Take a step back from today’s AI hype to ask a more fundamental question: do we truly understand what intelligence is? While large language models dominate headlines and investment, this essay argues that many core scientific questions about intelligence, computation, and understanding remain unresolved. Through perspectives from computation, cognition, and philosophy of science, the series explores the limits of current AI, what is missing from today’s models, and what future paths toward deeper intelligence might look like.

Needless to say, AI has been the most transformative technology of the past few years. The remarkable success of large language models (LLMs) has triggered excitement, imagination, and anticipation at an unprecedented scale, reshaping the global technological and socio-economic landscape. Research output on AI grows daily, and competition among tech companies racing toward AGI has never been more intense. Terms like scaling laws, agents, inference efficiency, GPUs, and data have become catchphrases across research, industry, and investment communities. Everywhere you look, AI dominates the conversation. Headlines promise revolutions. Companies race toward AGI. Investors pour billions into computation and data platforms. Yet amid the frenzy and noise, one simple question often goes unanswered: Do we actually understand what intelligence is?
Most discussions remain anchored in the current LLM paradigm. But despite their undeniable success, many ultimate questions about AI are left unanswered: How far are we from AGI, and is it ever possible at all? Will scaling laws continue to hold? What might future AI technologies look like? To make progress, we need to step back from the fever pitch, and look at the modeling of intelligence from a broader scientific perspective.

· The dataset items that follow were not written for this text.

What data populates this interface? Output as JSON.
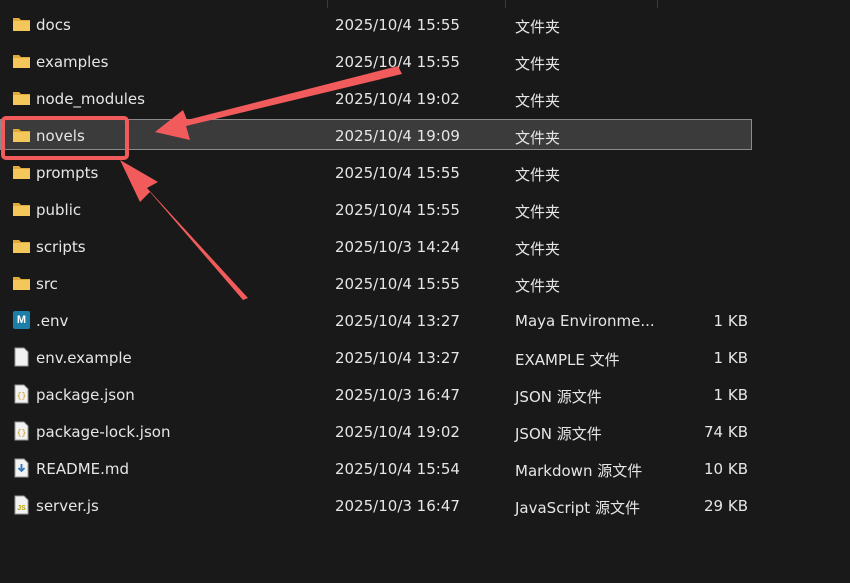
{
  "files": [
    {
      "name": "docs",
      "date": "2025/10/4 15:55",
      "type": "文件夹",
      "size": "",
      "icon": "folder-icon"
    },
    {
      "name": "examples",
      "date": "2025/10/4 15:55",
      "type": "文件夹",
      "size": "",
      "icon": "folder-icon"
    },
    {
      "name": "node_modules",
      "date": "2025/10/4 19:02",
      "type": "文件夹",
      "size": "",
      "icon": "folder-icon"
    },
    {
      "name": "novels",
      "date": "2025/10/4 19:09",
      "type": "文件夹",
      "size": "",
      "icon": "folder-icon",
      "selected": true
    },
    {
      "name": "prompts",
      "date": "2025/10/4 15:55",
      "type": "文件夹",
      "size": "",
      "icon": "folder-icon"
    },
    {
      "name": "public",
      "date": "2025/10/4 15:55",
      "type": "文件夹",
      "size": "",
      "icon": "folder-icon"
    },
    {
      "name": "scripts",
      "date": "2025/10/3 14:24",
      "type": "文件夹",
      "size": "",
      "icon": "folder-icon"
    },
    {
      "name": "src",
      "date": "2025/10/4 15:55",
      "type": "文件夹",
      "size": "",
      "icon": "folder-icon"
    },
    {
      "name": ".env",
      "date": "2025/10/4 13:27",
      "type": "Maya Environme...",
      "size": "1 KB",
      "icon": "maya-env-icon"
    },
    {
      "name": "env.example",
      "date": "2025/10/4 13:27",
      "type": "EXAMPLE 文件",
      "size": "1 KB",
      "icon": "file-icon"
    },
    {
      "name": "package.json",
      "date": "2025/10/3 16:47",
      "type": "JSON 源文件",
      "size": "1 KB",
      "icon": "json-file-icon"
    },
    {
      "name": "package-lock.json",
      "date": "2025/10/4 19:02",
      "type": "JSON 源文件",
      "size": "74 KB",
      "icon": "json-file-icon"
    },
    {
      "name": "README.md",
      "date": "2025/10/4 15:54",
      "type": "Markdown 源文件",
      "size": "10 KB",
      "icon": "markdown-file-icon"
    },
    {
      "name": "server.js",
      "date": "2025/10/3 16:47",
      "type": "JavaScript 源文件",
      "size": "29 KB",
      "icon": "js-file-icon"
    }
  ],
  "colors": {
    "background": "#191919",
    "selection": "#3b3b3b",
    "annotation": "#f25b5b",
    "folder": "#f4c75a"
  }
}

This series of posts is my attempt to do just that. I will share thoughts on the nature of AI, its scientific roots, its promises, its limits, and its possible futures. Rather than staying confined to the LLM framework, I want to step out and view intelligence modeling through the lenses of computation, cognition, and the philosophy of science. Here are some of the key topics I will be exploring:
The boundary of computability is the limit of AI
- AI, as a computational model, cannot exceed the boundaries of computation itself.

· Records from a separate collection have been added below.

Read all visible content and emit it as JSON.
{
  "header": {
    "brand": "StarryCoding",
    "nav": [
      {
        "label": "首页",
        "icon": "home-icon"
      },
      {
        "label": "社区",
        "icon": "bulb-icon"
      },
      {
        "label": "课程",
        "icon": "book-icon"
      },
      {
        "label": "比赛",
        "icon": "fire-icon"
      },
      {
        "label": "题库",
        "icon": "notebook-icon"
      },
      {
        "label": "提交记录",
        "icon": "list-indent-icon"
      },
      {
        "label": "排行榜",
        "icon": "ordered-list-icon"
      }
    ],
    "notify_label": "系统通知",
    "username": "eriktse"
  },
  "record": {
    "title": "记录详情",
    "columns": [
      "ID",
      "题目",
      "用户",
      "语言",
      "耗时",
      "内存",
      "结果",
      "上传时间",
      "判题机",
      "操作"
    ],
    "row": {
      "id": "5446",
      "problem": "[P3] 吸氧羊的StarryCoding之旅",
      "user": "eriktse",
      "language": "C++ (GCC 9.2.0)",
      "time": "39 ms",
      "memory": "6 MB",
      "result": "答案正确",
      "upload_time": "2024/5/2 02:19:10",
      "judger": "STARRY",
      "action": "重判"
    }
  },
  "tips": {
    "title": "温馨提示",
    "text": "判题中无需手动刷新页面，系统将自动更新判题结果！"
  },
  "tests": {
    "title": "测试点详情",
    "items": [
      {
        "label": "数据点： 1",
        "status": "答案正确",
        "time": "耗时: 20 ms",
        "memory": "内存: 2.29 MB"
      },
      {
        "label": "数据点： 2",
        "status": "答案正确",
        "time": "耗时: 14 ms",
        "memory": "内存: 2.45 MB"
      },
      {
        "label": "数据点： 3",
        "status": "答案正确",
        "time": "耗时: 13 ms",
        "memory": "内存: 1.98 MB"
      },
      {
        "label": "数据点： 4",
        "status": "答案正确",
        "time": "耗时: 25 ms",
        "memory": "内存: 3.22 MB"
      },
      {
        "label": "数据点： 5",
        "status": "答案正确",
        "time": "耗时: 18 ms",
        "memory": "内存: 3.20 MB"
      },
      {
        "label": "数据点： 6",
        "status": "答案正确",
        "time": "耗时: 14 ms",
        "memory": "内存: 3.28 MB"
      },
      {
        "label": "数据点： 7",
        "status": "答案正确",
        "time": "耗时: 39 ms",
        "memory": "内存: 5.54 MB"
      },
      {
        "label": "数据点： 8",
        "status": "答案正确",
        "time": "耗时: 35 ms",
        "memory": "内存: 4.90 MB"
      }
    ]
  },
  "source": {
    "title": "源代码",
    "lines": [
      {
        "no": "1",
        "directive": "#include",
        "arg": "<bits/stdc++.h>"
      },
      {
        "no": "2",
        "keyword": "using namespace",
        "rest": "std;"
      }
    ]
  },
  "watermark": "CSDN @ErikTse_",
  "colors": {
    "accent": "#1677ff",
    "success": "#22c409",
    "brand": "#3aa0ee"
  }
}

The core mechanisms of intelligence
- Abstraction, association, and analogy as the foundations of thought.
Why modeling intelligence is so difficult
- The mind observing itself requires frameworks that go beyond logic systems.
How current AI models really work
- Imitation enabled by statistical evidence rather than true understanding.
What’s missing in today’s AI
- Genuine abstraction and representation of the world.
The future of AI
- There is a reason why symbolism will still play a significant role.
Creation and civilization
- How we might approximate the highest levels of intelligence.